Mounting tensions on its borders with Ukraine, sanctions imposed by the U.S. and the European Union and a roller-coaster stock index: Russia may not be the first place you would think about for investment, but one fund manager has told CNBC that investors should look again at the country.
"While the short term can look messy and scary to investors, the typical extreme valuation discounts provide the opportunity to outperform over time," Jesse Sherman, a portfolio manager at Renaissance Asset Managers, said via email.
Russian blue-chip stocks on its Micex Index rose 10 percent in the month of May with investors seemingly overlooking the skirmishes between Ukrainian and pro-Russian rebels in the east. This followed a 13 percent drop for the bourse during February at the height of the tensions, when Russia annexed the Crimea region of Ukraine.

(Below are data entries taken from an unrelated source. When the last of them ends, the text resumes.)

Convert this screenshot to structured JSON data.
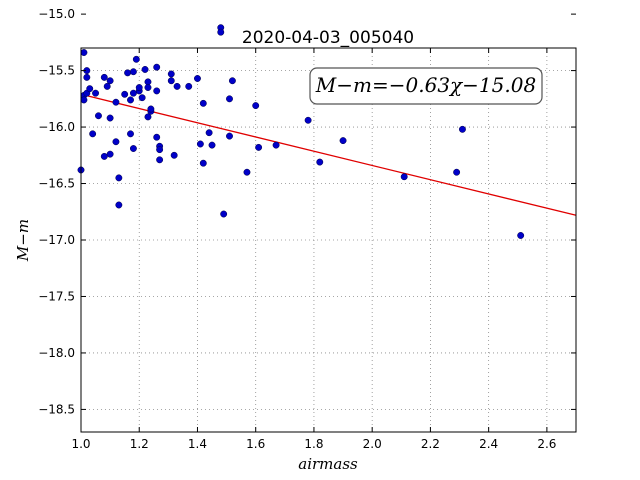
{
  "chart_data": {
    "type": "scatter",
    "title": "2020-04-03_005040",
    "xlabel": "airmass",
    "ylabel": "M−m",
    "xlim": [
      1.0,
      2.7
    ],
    "ylim": [
      -15.3,
      -18.7
    ],
    "y_inverted": true,
    "grid": true,
    "xticks": [
      1.0,
      1.2,
      1.4,
      1.6,
      1.8,
      2.0,
      2.2,
      2.4,
      2.6
    ],
    "xtick_labels": [
      "1.0",
      "1.2",
      "1.4",
      "1.6",
      "1.8",
      "2.0",
      "2.2",
      "2.4",
      "2.6"
    ],
    "yticks": [
      -15.0,
      -15.5,
      -16.0,
      -16.5,
      -17.0,
      -17.5,
      -18.0,
      -18.5
    ],
    "ytick_labels": [
      "−15.0",
      "−15.5",
      "−16.0",
      "−16.5",
      "−17.0",
      "−17.5",
      "−18.0",
      "−18.5"
    ],
    "annotation": "M−m=−0.63χ−15.08",
    "fit": {
      "slope": -0.63,
      "intercept": -15.08,
      "color": "#e00000"
    },
    "point_color": "#0000c8",
    "points": [
      [
        1.0,
        -16.38
      ],
      [
        1.01,
        -15.34
      ],
      [
        1.01,
        -15.72
      ],
      [
        1.01,
        -15.76
      ],
      [
        1.02,
        -15.5
      ],
      [
        1.02,
        -15.56
      ],
      [
        1.02,
        -15.7
      ],
      [
        1.03,
        -15.66
      ],
      [
        1.04,
        -16.06
      ],
      [
        1.05,
        -15.7
      ],
      [
        1.06,
        -15.9
      ],
      [
        1.08,
        -15.56
      ],
      [
        1.08,
        -16.26
      ],
      [
        1.09,
        -15.64
      ],
      [
        1.1,
        -15.92
      ],
      [
        1.1,
        -16.24
      ],
      [
        1.1,
        -15.59
      ],
      [
        1.12,
        -15.78
      ],
      [
        1.12,
        -16.13
      ],
      [
        1.13,
        -16.69
      ],
      [
        1.13,
        -16.45
      ],
      [
        1.15,
        -15.71
      ],
      [
        1.16,
        -15.52
      ],
      [
        1.17,
        -15.76
      ],
      [
        1.17,
        -16.06
      ],
      [
        1.18,
        -15.51
      ],
      [
        1.18,
        -15.7
      ],
      [
        1.18,
        -16.19
      ],
      [
        1.19,
        -15.4
      ],
      [
        1.2,
        -15.68
      ],
      [
        1.2,
        -15.65
      ],
      [
        1.21,
        -15.74
      ],
      [
        1.22,
        -15.49
      ],
      [
        1.23,
        -15.6
      ],
      [
        1.23,
        -15.65
      ],
      [
        1.23,
        -15.91
      ],
      [
        1.24,
        -15.86
      ],
      [
        1.24,
        -15.84
      ],
      [
        1.26,
        -15.47
      ],
      [
        1.26,
        -15.68
      ],
      [
        1.26,
        -16.09
      ],
      [
        1.27,
        -16.17
      ],
      [
        1.27,
        -16.2
      ],
      [
        1.27,
        -16.29
      ],
      [
        1.31,
        -15.53
      ],
      [
        1.31,
        -15.59
      ],
      [
        1.32,
        -16.25
      ],
      [
        1.33,
        -15.64
      ],
      [
        1.37,
        -15.64
      ],
      [
        1.4,
        -15.57
      ],
      [
        1.41,
        -16.15
      ],
      [
        1.42,
        -15.79
      ],
      [
        1.42,
        -16.32
      ],
      [
        1.44,
        -16.05
      ],
      [
        1.45,
        -16.16
      ],
      [
        1.48,
        -15.12
      ],
      [
        1.48,
        -15.16
      ],
      [
        1.49,
        -16.77
      ],
      [
        1.51,
        -15.75
      ],
      [
        1.51,
        -16.08
      ],
      [
        1.52,
        -15.59
      ],
      [
        1.57,
        -16.4
      ],
      [
        1.6,
        -15.81
      ],
      [
        1.61,
        -16.18
      ],
      [
        1.67,
        -16.16
      ],
      [
        1.78,
        -15.94
      ],
      [
        1.82,
        -16.31
      ],
      [
        1.9,
        -16.12
      ],
      [
        2.11,
        -16.44
      ],
      [
        2.29,
        -16.4
      ],
      [
        2.31,
        -16.02
      ],
      [
        2.51,
        -16.96
      ]
    ]
  }
}
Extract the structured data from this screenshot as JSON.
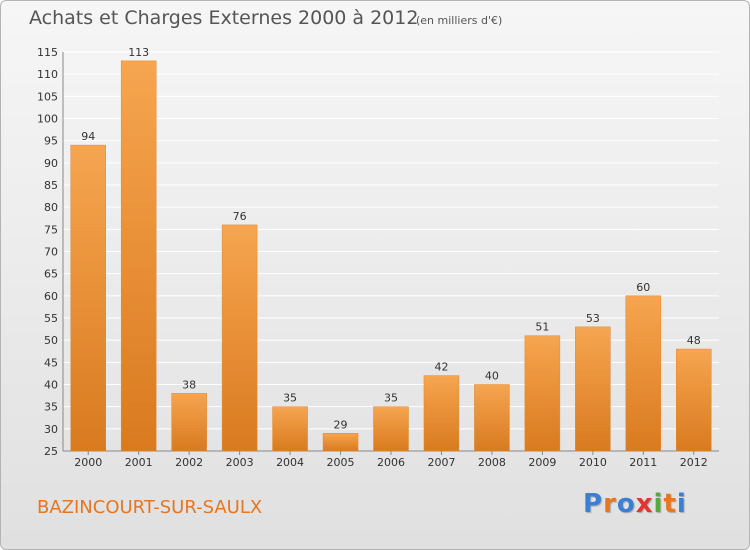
{
  "header": {
    "title": "Achats et Charges Externes 2000 à 2012",
    "subtitle": "(en milliers d'€)"
  },
  "footer": {
    "commune": "BAZINCOURT-SUR-SAULX",
    "brand": [
      "P",
      "r",
      "o",
      "x",
      "i",
      "t",
      "i"
    ],
    "brand_colors": [
      "#3a7fd1",
      "#e8761e",
      "#3a7fd1",
      "#e5342f",
      "#57a83e",
      "#e8761e",
      "#3a7fd1"
    ]
  },
  "colors": {
    "bar": "#f19a3e",
    "bar_dark": "#d97a1f",
    "grid": "#ffffff"
  },
  "chart_data": {
    "type": "bar",
    "title": "Achats et Charges Externes 2000 à 2012",
    "subtitle": "(en milliers d'€)",
    "categories": [
      "2000",
      "2001",
      "2002",
      "2003",
      "2004",
      "2005",
      "2006",
      "2007",
      "2008",
      "2009",
      "2010",
      "2011",
      "2012"
    ],
    "values": [
      94,
      113,
      38,
      76,
      35,
      29,
      35,
      42,
      40,
      51,
      53,
      60,
      48
    ],
    "ylim": [
      25,
      115
    ],
    "yticks": [
      25,
      30,
      35,
      40,
      45,
      50,
      55,
      60,
      65,
      70,
      75,
      80,
      85,
      90,
      95,
      100,
      105,
      110,
      115
    ],
    "grid": true,
    "legend": "none"
  }
}
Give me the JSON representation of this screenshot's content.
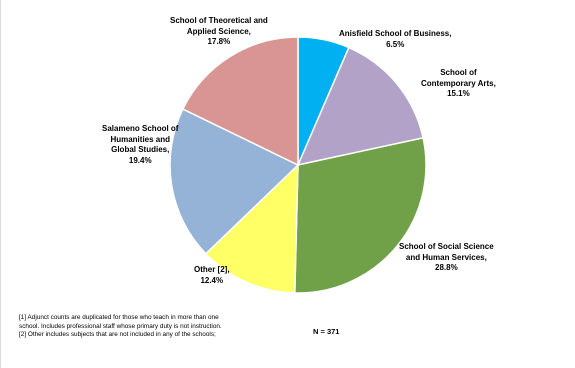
{
  "chart_data": {
    "type": "pie",
    "slices": [
      {
        "name": "Anisfield School of Business,",
        "value": 6.5,
        "label": "6.5%",
        "color": "#00b0f0"
      },
      {
        "name": "School of Contemporary Arts,",
        "value": 15.1,
        "label": "15.1%",
        "color": "#b3a2c7"
      },
      {
        "name": "School of Social Science and Human Services,",
        "value": 28.8,
        "label": "28.8%",
        "color": "#70a047"
      },
      {
        "name": "Other [2],",
        "value": 12.4,
        "label": "12.4%",
        "color": "#ffff66"
      },
      {
        "name": "Salameno School of Humanities and Global Studies,",
        "value": 19.4,
        "label": "19.4%",
        "color": "#95b3d7"
      },
      {
        "name": "School of Theoretical and Applied Science,",
        "value": 17.8,
        "label": "17.8%",
        "color": "#d99594"
      }
    ],
    "labels_text": {
      "business_1": "Anisfield School of Business,",
      "arts_1": "School of",
      "arts_2": "Contemporary Arts,",
      "social_1": "School of Social Science",
      "social_2": "and Human Services,",
      "other_1": "Other [2],",
      "humanities_1": "Salameno School of",
      "humanities_2": "Humanities and",
      "humanities_3": "Global Studies,",
      "science_1": "School of Theoretical and",
      "science_2": "Applied Science,"
    }
  },
  "notes": {
    "line1": "[1] Adjunct counts are duplicated for those who teach in more than one",
    "line2": "school.  Includes professional staff whose primary duty is not instruction.",
    "line3": "[2] Other includes subjects that are not included in any of the schools;"
  },
  "n_label": "N = 371"
}
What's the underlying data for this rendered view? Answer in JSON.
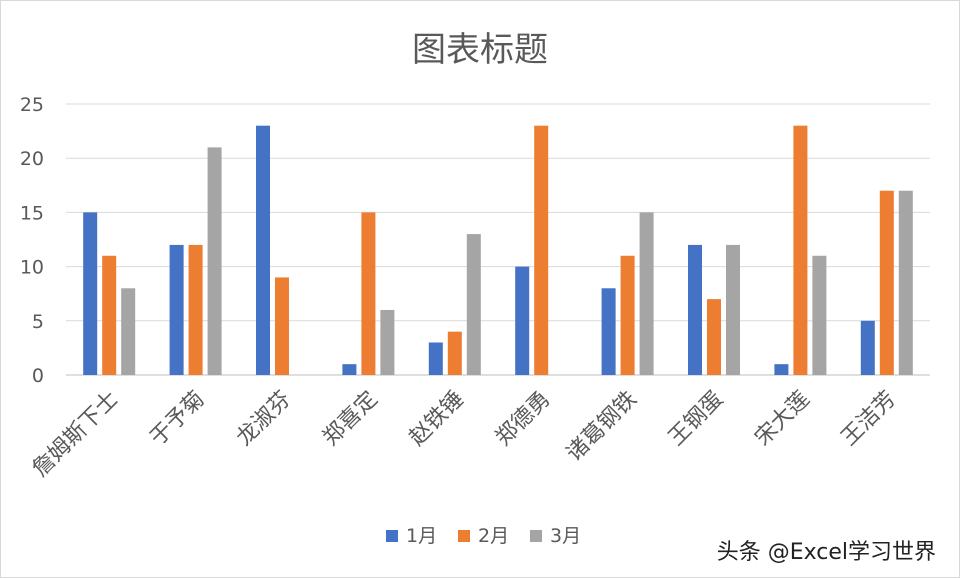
{
  "chart_data": {
    "type": "bar",
    "title": "图表标题",
    "xlabel": "",
    "ylabel": "",
    "ylim": [
      0,
      25
    ],
    "yticks": [
      0,
      5,
      10,
      15,
      20,
      25
    ],
    "grid": true,
    "legend_position": "bottom",
    "categories": [
      "詹姆斯下士",
      "于予菊",
      "龙淑芬",
      "郑喜定",
      "赵铁锤",
      "郑德勇",
      "诸葛钢铁",
      "王钢蛋",
      "宋大莲",
      "王洁芳"
    ],
    "series": [
      {
        "name": "1月",
        "color": "#4472c4",
        "values": [
          15,
          12,
          23,
          1,
          3,
          10,
          8,
          12,
          1,
          5
        ]
      },
      {
        "name": "2月",
        "color": "#ed7d31",
        "values": [
          11,
          12,
          9,
          15,
          4,
          23,
          11,
          7,
          23,
          17
        ]
      },
      {
        "name": "3月",
        "color": "#a5a5a5",
        "values": [
          8,
          21,
          0,
          6,
          13,
          0,
          15,
          12,
          11,
          17
        ]
      }
    ]
  },
  "watermark": "头条 @Excel学习世界"
}
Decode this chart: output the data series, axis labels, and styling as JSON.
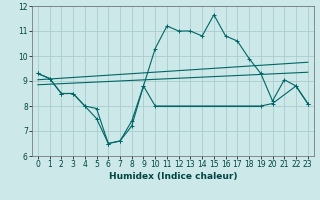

At the beginning of May, Russia was trading at price to book value - an important metric used by traders to gauge equity prices - of 0.5, according to Sherman, with a 60 percent discount to the wider MSCI emerging market index, Sherman added.
This was similar to levels not seen since 2009 and clearly presenting a compelling investment opportunity for the long term, he said. Even now, after a 20 percent stock market rise since March, Russia remains at a 57 percent discount to the MSCI index, he added.
"While we have seen strong performance in many stocks in the investment universe January prices have yet to be reached," Sherman said.